Proper sampling of tissues is important in many ways for microarray studies. In conducting a hepatotoxicity study, capturing details of the histopathologic observations and correlating them with signature sequences identified in microarray studies allow an investigator to determine whether these parameters indeed represent the experimental conditions used. Standardization of all aspects of a microarray study, from tissue collection to data preparation for statistical analysis, reduces the variability among studies and increases an investigator's confidence in study results. The purpose of this study was to determine whether gene-expression differences exist between a random tissue cube used in a microarray study and a more homogenous pulverized, powdered sample.
Histopathologic evaluation revealed a variable hepatic response of centrilobular necrosis within the left lobe of some animals and among animals 24 hours following treatment with a toxic dose (1500 mg/kg) of APAP. That food was not removed from the animals prior to APAP dosing may in part be responsible for the varied degree of centrilobular necrosis; however, because not all animals respond in an analogous manner to toxicity testing, differences among tissue sampling methods for microarray studies must be identified (McLean et al., 1975
; Richardson et al., 1986
; Irwin et al., 2005
). Collecting liver sections adjacent to either side of the central lobe core used for genomic studies complements correlation of the experimental conditions between the histopathologic observations and microarray analysis.

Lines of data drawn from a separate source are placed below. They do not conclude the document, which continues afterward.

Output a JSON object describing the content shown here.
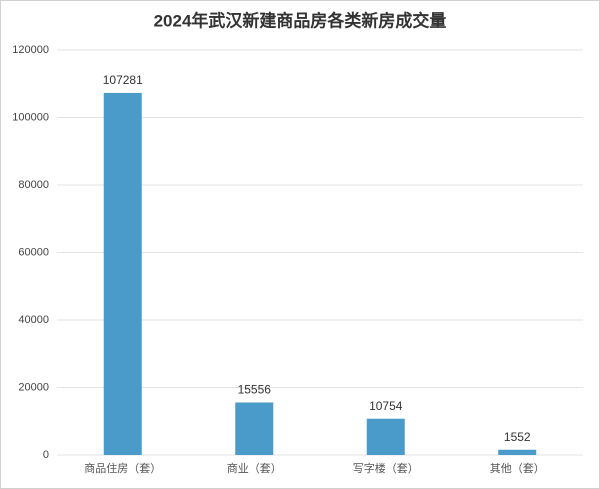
{
  "chart_data": {
    "type": "bar",
    "title": "2024年武汉新建商品房各类新房成交量",
    "categories": [
      "商品住房（套）",
      "商业（套）",
      "写字楼（套）",
      "其他（套）"
    ],
    "values": [
      107281,
      15556,
      10754,
      1552
    ],
    "color": "#4a9bc9",
    "ylim": [
      0,
      120000
    ],
    "yticks": [
      0,
      20000,
      40000,
      60000,
      80000,
      100000,
      120000
    ],
    "grid": true
  }
}
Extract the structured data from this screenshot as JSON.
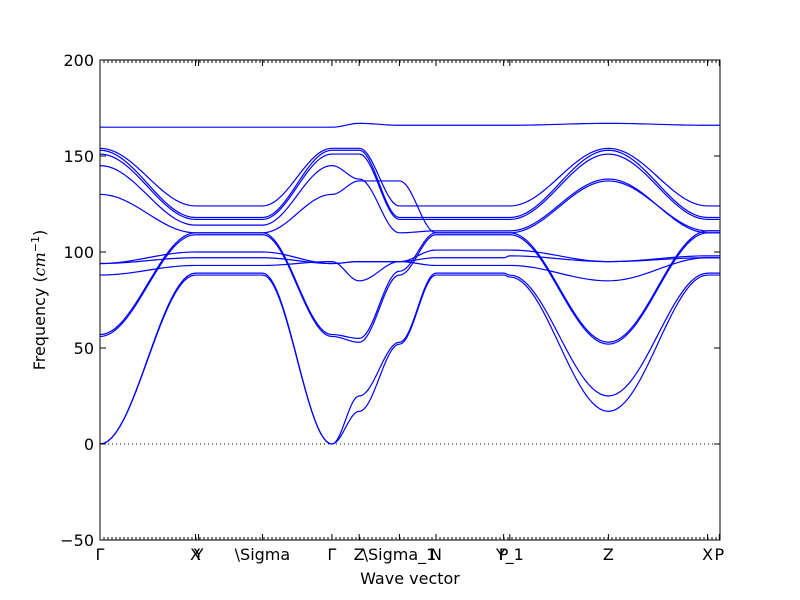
{
  "chart_data": {
    "type": "line",
    "title": "",
    "xlabel": "Wave vector",
    "ylabel": "Frequency ($cm^{-1}$)",
    "ylabel_text": "Frequency (",
    "ylabel_math_base": "cm",
    "ylabel_math_sup": "−1",
    "ylabel_close": ")",
    "ylim": [
      -50,
      200
    ],
    "yticks": [
      -50,
      0,
      50,
      100,
      150,
      200
    ],
    "xlim": [
      0,
      1
    ],
    "grid": false,
    "zero_line": true,
    "line_color": "#0000ff",
    "xticks": [
      {
        "label": "Γ",
        "x": 0.0
      },
      {
        "label": "X",
        "x": 0.154
      },
      {
        "label": "Y",
        "x": 0.159
      },
      {
        "label": "\\Sigma",
        "x": 0.262
      },
      {
        "label": "Γ",
        "x": 0.374
      },
      {
        "label": "Z",
        "x": 0.418
      },
      {
        "label": "\\Sigma_1",
        "x": 0.483
      },
      {
        "label": "N",
        "x": 0.542
      },
      {
        "label": "P",
        "x": 0.651
      },
      {
        "label": "Y_1",
        "x": 0.661
      },
      {
        "label": "Z",
        "x": 0.82
      },
      {
        "label": "X",
        "x": 0.98
      },
      {
        "label": "P",
        "x": 0.999
      }
    ],
    "x": [
      0.0,
      0.154,
      0.262,
      0.374,
      0.418,
      0.483,
      0.542,
      0.651,
      0.661,
      0.82,
      0.98,
      1.0
    ],
    "series": [
      {
        "values": [
          0,
          88,
          88,
          0,
          17,
          52,
          88,
          88,
          87,
          17,
          88,
          88
        ]
      },
      {
        "values": [
          0,
          89,
          89,
          0,
          25,
          53,
          89,
          89,
          88,
          25,
          89,
          89
        ]
      },
      {
        "values": [
          56,
          109,
          109,
          56,
          53,
          88,
          109,
          109,
          109,
          52,
          110,
          110
        ]
      },
      {
        "values": [
          57,
          110,
          110,
          57,
          55,
          90,
          110,
          110,
          110,
          53,
          111,
          111
        ]
      },
      {
        "values": [
          88,
          93,
          93,
          95,
          85,
          95,
          93,
          93,
          93,
          85,
          97,
          97
        ]
      },
      {
        "values": [
          94,
          97,
          97,
          94,
          95,
          95,
          97,
          97,
          98,
          95,
          97,
          97
        ]
      },
      {
        "values": [
          94,
          100,
          100,
          94,
          95,
          95,
          101,
          101,
          101,
          95,
          98,
          98
        ]
      },
      {
        "values": [
          130,
          110,
          110,
          130,
          137,
          137,
          110,
          110,
          110,
          137,
          111,
          111
        ]
      },
      {
        "values": [
          145,
          114,
          114,
          145,
          138,
          110,
          111,
          111,
          111,
          138,
          110,
          110
        ]
      },
      {
        "values": [
          151,
          117,
          117,
          151,
          151,
          117,
          117,
          117,
          117,
          151,
          117,
          117
        ]
      },
      {
        "values": [
          153,
          118,
          118,
          153,
          153,
          118,
          118,
          118,
          118,
          153,
          118,
          118
        ]
      },
      {
        "values": [
          154,
          124,
          124,
          154,
          154,
          124,
          124,
          124,
          124,
          154,
          124,
          124
        ]
      },
      {
        "values": [
          165,
          165,
          165,
          165,
          167,
          166,
          166,
          166,
          166,
          167,
          166,
          166
        ]
      }
    ]
  }
}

Multiple statistical approaches failed to distinguish differences between the powdered and cubed sampling methods that increased variability would occur in the gene-intensity values from the random cubes compared to the homogenous powdered aliquots was speculated; however, this was not the case. Traditional bioinformatics tools used for categorizing groups, such as PCA and unsupervised hierarchial clustering proved unable to separate the 2 sampling methods. While major components of the variability did not differentiate the powdered from the cubed samples, minor components of the gene-expression variability may be attributed to sampling determined by PCA. Cluster analysis applied individually to the powdered and cubed samples also failed to categorize the sampling groups. While the more homogenous powdered group clustered for each animal, this occurrence was not observed in the cubed group. On the contrary, cubed samples from 2 animals (#5 and #18) did not cluster. In addition, these animals displayed moderate variability in their clinical-chemistry ALT values and extreme differences in their degree of centrilobular necrosis within the left lobe. Clearly, the cohesiveness of the cluster was disturbed by the random sampling method.
ANOVA analysis yielded a small number of signature sequences that were different between the powdered and cubed samples; however, when the same analysis was performed with a random assignment of arrays to the 2 groups, a similar result was achieved again, implying that no detectable difference could be discerned. This lack of difference was also the case for our statistical method, which evaluated the absolute deviation of each gene. Our screening method was designed to eliminate genes with high levels of variability, regardless of the sampling method. Removal of these genes with levels of increased variability should have made the differences in the variation between the sampling methods easier to detect if it was present but should not have created false differences between sampling methods when none existed.
A definitive reason could not be found to explain why there was no difference in gene expression, even though the degree of necrosis ranged from absent to marked with-in and between treated animals. Although necrotic hepatocytes were present in the sample, sufficient amounts of intact, non-degraded RNA were present to perform microarray. If the powdered sample had been from the remaining left lobe instead of the middle lobe core, separation between the two sample populations might have been more distinct.
Clear advantages and disadvantages exist between the powdered and cubed sampling methods. For all studies involving microarray, obtaining non-degraded RNA of the highest integrity constitutes the primary goal. A pulverized powder sample allows for multiple molecular procedures to be run from a more uniform sample, therefore minimizing study variability. Preparation of the pulverized powder sample is laborious, and great care must be taken to maintain a non-degraded RNA sample. Evaporation of LN2 in the powdered preparation must not occur and provisions ensuring sample integrity during the measurement and distribution of the powdered aliquot must be maintained; otherwise, the risk of degraded RNA becomes greatly increased. While isolating RNA from a cubed sample is simple and rapid if using a column-based assay from a commercial kit, two disadvantages are clear. First, a small, single representation of the target tissue is assayed to determine whether the total experiment is represented. If a commercial product is used for RNA preservation, the sample can be used solely for the molecular analysis of RNA. While, therefore, more labor is required and great care must be exercised in the preparation of a pulverized powder sample, the advantages of greater representation and the ability to investigate other downstream genomic applications (i.e., proteomics and metabonomics) outweigh the benefits of a random cubed sample.
Although this study did not detect conspicuous differences and establish a need for the utilization of one sampling method over another, we do advise our tissue collection method for histopathologic and microarray assessment of hepatocellular toxicity following treatment with a chemical compound. Collecting liver sections adjacent to either side of the central lobe core used for genomic studies allows improved correlation of the experimental conditions by histopathology and microarray. While the effect of the powdered samples in reducing variability is minimal, any improvements in the precision of assessing gene expression levels contribute to the potential identification of key toxicity markers following exposure to specific chemical compounds.